Eric Peterson, a diversity and organization development educator at consulting firm Cook Ross, said schools must balance diverse hiring with hiring the most qualified candidates.

“I think organizations should have diversity hiring goals, but the first rule of hiring is only to hire people that you think are qualified,” Peterson said. “If people have reason to believe that we only hired her because we need women, what’s unspoken there is that she’s not qualified.”

But Peterson also said that just because one area of faculty diversity is improving doesn’t mean officials should stop prioritizing diversification.

“If you’re patting yourself on the back in one area, but you’re not necessarily focusing yourself on those areas in which you need to grow, then that’s a problem,” Peterson said.

Men make up about 59 percent of full-time faculty, a 7 percentage point decrease since 2004, according to the provost’s report.

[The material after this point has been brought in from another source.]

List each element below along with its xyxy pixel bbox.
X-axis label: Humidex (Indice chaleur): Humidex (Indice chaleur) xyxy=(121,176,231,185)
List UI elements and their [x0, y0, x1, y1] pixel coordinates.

Minority faculty in total still make up about 25 percent of GW’s faculty, a number that has changed little since 2011.

Lerman said racial diversity numbers typically “move at a much slower pace.”

Building up the pipeline of minority hires can be difficult because only a few spots open up every year and overall the number of female and minority doctoral candidates has increased slowly.

“I wish we would move faster,” Lerman said during the meeting.

About 14 percent of faculty in 2013 were Asian – a 3 percentage-point increase since 2005. In that time frame, black faculty increased 1 percentage point.

Colleen Murphy contributed reporting.